Outrage as Iran’s execution figures explode
The International Campaign for Human Rights in Iran counted 121 executions for the six-week period, excluding the secret executions that routinely take place in prisons around Iran. The total number of recorded executions in 2009 was 388 (statistics for 2010 have not yet been released by Amnesty International).
Mahmood Amiry-Moghaddam from World Coalition member organisation Iran Human Rights has stated that the “reason for the increase in the number of the executions is probably due to[the] Iranian authorities’ need to spread fear among the people more than ever”.
He was referring to the risk of anti-regime protests as the economic situation deteriorates after recent economic reforms “have led to a sharp increase in prices” and at a time where there is “increasing unemployment”.

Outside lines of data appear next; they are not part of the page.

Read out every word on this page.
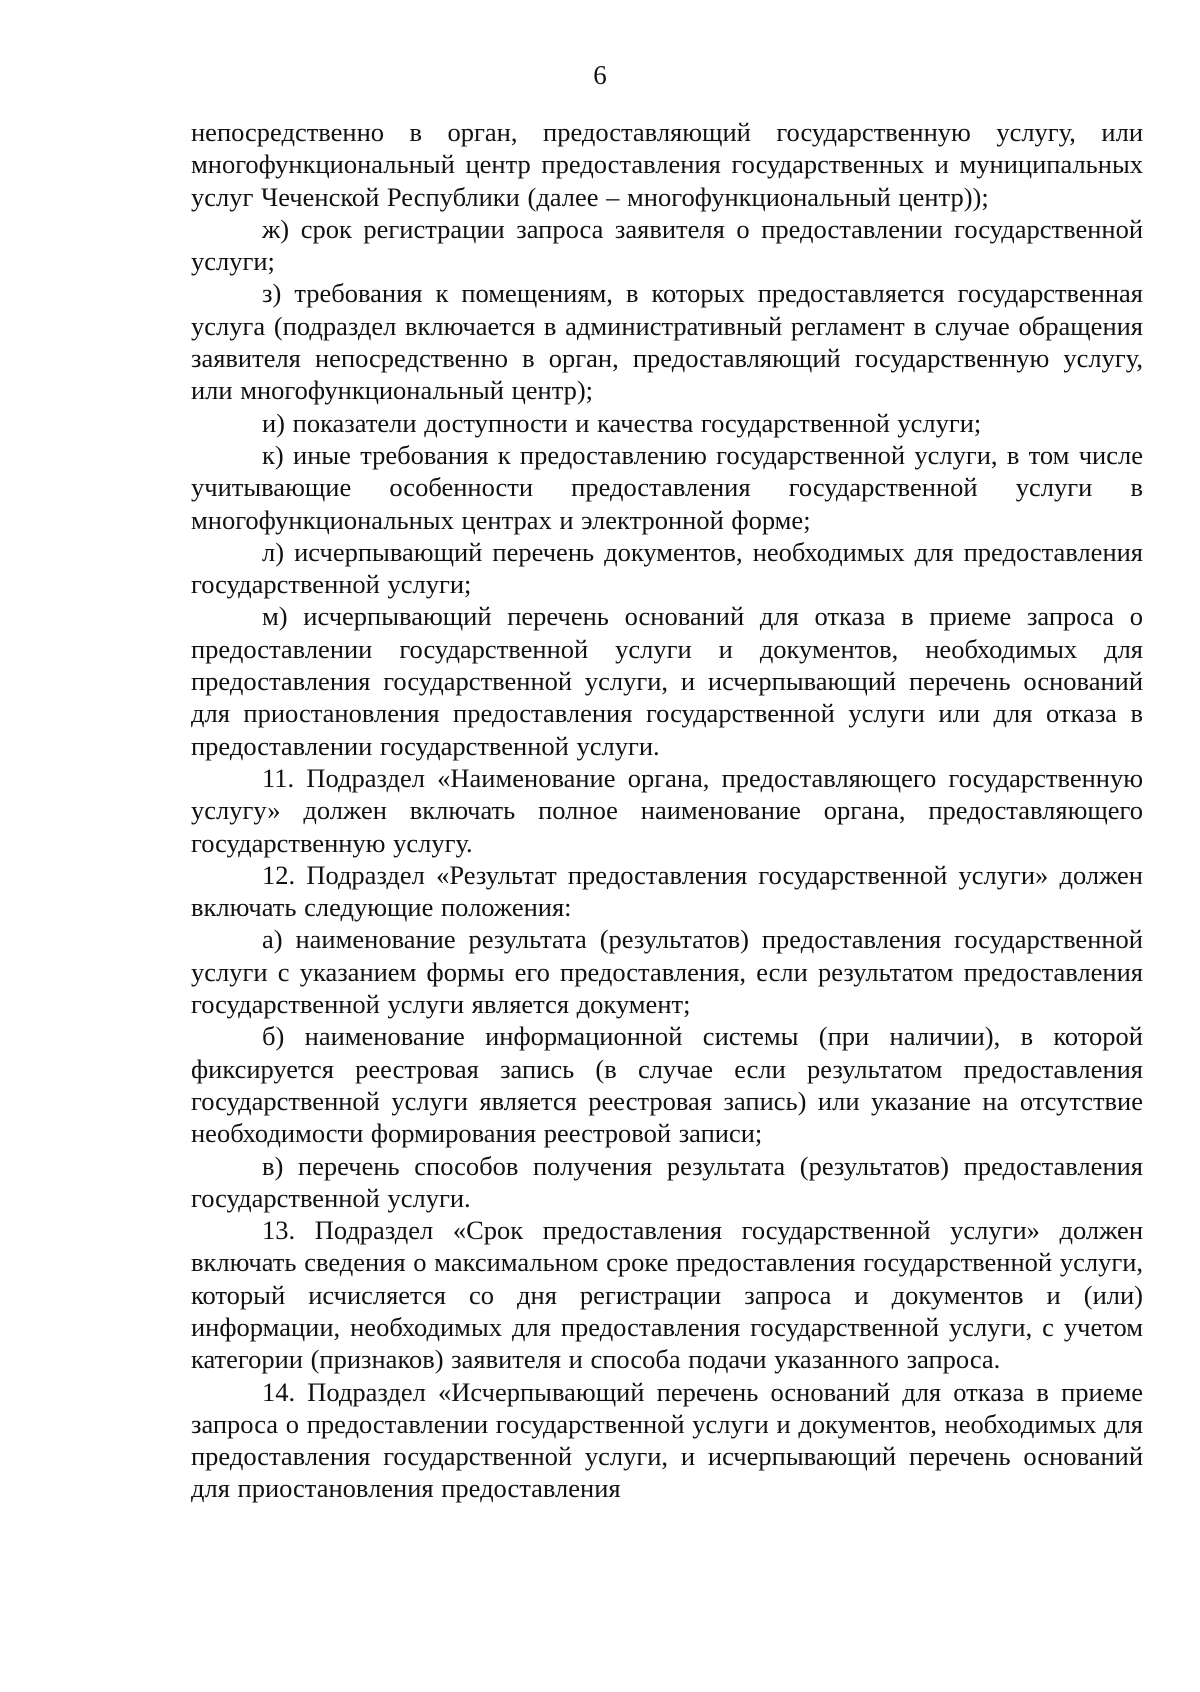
6

непосредственно в орган, предоставляющий государственную услугу, или многофункциональный центр предоставления государственных и муниципальных услуг Чеченской Республики (далее – многофункциональный центр));

ж) срок регистрации запроса заявителя о предоставлении государственной услуги;

з) требования к помещениям, в которых предоставляется государственная услуга (подраздел включается в административный регламент в случае обращения заявителя непосредственно в орган, предоставляющий государственную услугу, или многофункциональный центр);

и) показатели доступности и качества государственной услуги;

к) иные требования к предоставлению государственной услуги, в том числе учитывающие особенности предоставления государственной услуги в многофункциональных центрах и электронной форме;

л) исчерпывающий перечень документов, необходимых для предоставления государственной услуги;

м) исчерпывающий перечень оснований для отказа в приеме запроса о предоставлении государственной услуги и документов, необходимых для предоставления государственной услуги, и исчерпывающий перечень оснований для приостановления предоставления государственной услуги или для отказа в предоставлении государственной услуги.

11. Подраздел «Наименование органа, предоставляющего государственную услугу» должен включать полное наименование органа, предоставляющего государственную услугу.

12. Подраздел «Результат предоставления государственной услуги» должен включать следующие положения:

а) наименование результата (результатов) предоставления государственной услуги с указанием формы его предоставления, если результатом предоставления государственной услуги является документ;

б) наименование информационной системы (при наличии), в которой фиксируется реестровая запись (в случае если результатом предоставления государственной услуги является реестровая запись) или указание на отсутствие необходимости формирования реестровой записи;

в) перечень способов получения результата (результатов) предоставления государственной услуги.

13. Подраздел «Срок предоставления государственной услуги» должен включать сведения о максимальном сроке предоставления государственной услуги, который исчисляется со дня регистрации запроса и документов и (или) информации, необходимых для предоставления государственной услуги, с учетом категории (признаков) заявителя и способа подачи указанного запроса.

14. Подраздел «Исчерпывающий перечень оснований для отказа в приеме запроса о предоставлении государственной услуги и документов, необходимых для предоставления государственной услуги, и исчерпывающий перечень оснований для приостановления предоставления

Iran’s use of executions as a political silencer has historical precedent. According to Amnesty International’s 2009 report, between the presidential election on 12 June 2009 and the inauguration of Mahmoud Ahmadinejad for a second term as President on 5 August, there were 112 recorded executions.
According to Amiry-Moghaddam, “Iranian civil society (which is mainly underground or in exile right now) has been trying to give attention to these executions. We have had several protest demonstrations around the world. There have also been protests in Afghanistan and Iraqi Kurdistan in front of the Iranian embassies. We will do more in the weeks to come.”
In violation of international law
Reports from World Coalition member Human Rights Watch show that Iran is also failing to meet the internationally recognized minimum standards for those facing the death penalty. People are being tortured to confess, denied access to a lawyer, tried summarily and juveniles are being sentenced to death.
Ashkan Miri, a teenager, was sentenced to death in early February for the accidental death of another teenager during a brawl. Ashkan was 14 at the time of the incident.
Iran has ratified the International Covenant on Civil and Political Rights (ICCPR) and as such is bound to its article 6, which restricts the use of the death penalty to the most serious crimes. This has been accepted at the international level to mean crimes that result in the death of a person.
However, a majority of those executed were convicted of crimes that did not involve death. The Iran Foreign ministry states that 80% of those killed were drug smugglers. At least one man was executed for apostasy and at least 13 were executed for moharebeh (“enmity against God”).
International pressure mounts
The international community was slow to react to Iran’s surge in executions. According to Amiry-Moghaddam, this gave the Iranian regime the impression that “they probably can go ahead [with the executions]”.
Of late, however, international pressure has mounted, with the widely reported execution of Dutch citizen Zahra Bahrami arousing particular attention. Bahrami was charged with drug trafficking and the Netherlands froze diplomatic contacts following her execution in January.
The UN’s High Commissioner for Human Rights, Navi Pillay and Catherine Ashton, the European Union’s top foreign policy official, have called for an immediate moratorium on executions after Tehran failed to grant Bahrami a fair and transparent trial.
The UN Special Rapporteur for extrajudicial, summary or arbitrary executions, Christof Heyns, and the Special Rapporteur on the independence of judges and lawyers, Gabriela Knaul, are calling on Iran “to immediately declare a moratorium on the death penalty in view of the gravity of the situation and the regular disregard of due process guarantees”.
US State Department spokesman Philip Crowley urged Iran to put a halt to executions stating Bahrami’s “execution is one of dozens carried out in recent weeks amid serious questions about the motives of the Iranian government and whether these prisoners were granted their rights under the International Covenant on Civil and Political Rights”.
The USA executed juvenile offenders until 2005 in contravention of the ICCPR.